La vida moderna amenaza la genética de los perros cananeos, una raza con miles de años
Cuando a Jesús o Moisés se les acercaba un perro por la calle a mendigar un trozo de pan o a olisquearles los bajos de la túnica no se trataba un pastor alemán, ni un bulldog francés, ni un pequinés. El perro de la Biblia tenía aspecto de mestizo de dingo y border collie.
Eran los perros de Caná o raza cananea y se les conoce porque se mantienen sobre la faz de la tierra pese a que ahora estén en peligro. Hoy solo quedan algunos cientos en la zona y un par de millares por todo el mundo.
El perro sagrado se encontró en yacimientos arqueológicos del siglo V a. C en la zona, y también en enterramientos fenicios. En aquellos días realizaban labores de guarda, pastoreaban rebaños, cuidaban de las caravanas de nómadas y hasta ayudaron a cazar leones a Alejandro Magno.
Varias organizaciones han dado la voz de alarma, y denuncian que el gobierno israelí ha suspendido los fondos para campañas de preservación que tomaban ejemplares autóctonos para refrescar la sangre de otros criaderos del mundo. Si no siguen llevando a cabo esta labor, la cosanguineidad terminará por crear enfermedades congénitas en la raza. Hasta ahora, se tomaban perros asilvestrados y se enviaban al extranjero para su cruce, pero esta labor cada vez resulta más complicada.

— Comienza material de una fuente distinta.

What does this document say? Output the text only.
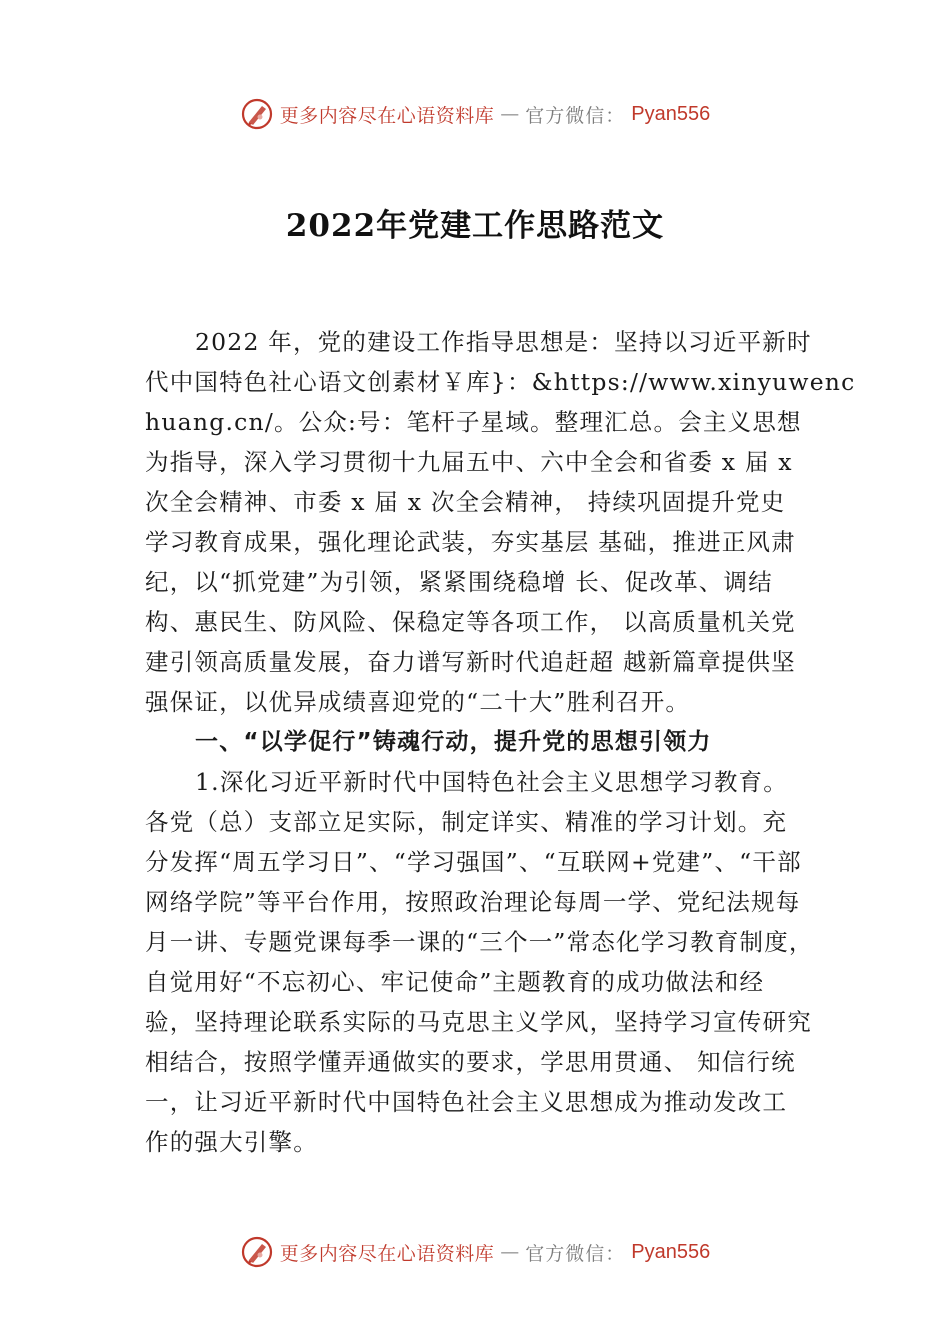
更多内容尽在心语资料库 — 官方微信： Pyan556
2022年党建工作思路范文
2022 年，党的建设工作指导思想是：坚持以习近平新时
代中国特色社心语文创素材￥库}：&https://www.xinyuwenc
huang.cn/。公众:号：笔杆子星域。整理汇总。会主义思想
为指导，深入学习贯彻十九届五中、六中全会和省委 x 届 x
次全会精神、市委 x 届 x 次全会精神， 持续巩固提升党史
学习教育成果，强化理论武装，夯实基层 基础，推进正风肃
纪，以“抓党建”为引领，紧紧围绕稳增 长、促改革、调结
构、惠民生、防风险、保稳定等各项工作， 以高质量机关党
建引领高质量发展，奋力谱写新时代追赶超 越新篇章提供坚
强保证，以优异成绩喜迎党的“二十大”胜利召开。
一、“以学促行”铸魂行动，提升党的思想引领力
1.深化习近平新时代中国特色社会主义思想学习教育。
各党（总）支部立足实际，制定详实、精准的学习计划。充
分发挥“周五学习日”、“学习强国”、“互联网+党建”、“干部
网络学院”等平台作用，按照政治理论每周一学、党纪法规每
月一讲、专题党课每季一课的“三个一”常态化学习教育制度，
自觉用好“不忘初心、牢记使命”主题教育的成功做法和经
验，坚持理论联系实际的马克思主义学风，坚持学习宣传研究
相结合，按照学懂弄通做实的要求，学思用贯通、 知信行统
一，让习近平新时代中国特色社会主义思想成为推动发改工
作的强大引擎。
更多内容尽在心语资料库 — 官方微信： Pyan556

Los perros de Caná, de carácter desconfiado y protector, fueron nombrados en los años 30 por los biólogos judíos empeñados en rescatar y proteger los animales bíblicos, pues se sabe que sirvieron al pueblo y al ejército judío desde hace miles de años. A mediados de este siglo poblaron hogares de judíos de todo el mundo y se hicieron más populares cuando John F. Kennedy Junior se hizo con uno en 1990.
Se pusieron más de moda y hoy pueblan los salones de hogares en Estados Unidos, Europa o Sudáfrica. Nunca han estado en los ‘40 principales’ de las razas de moda, pero su vida silvestre ha sido capaz de sacarlos adelante. Ahora no lo tienen tan claro.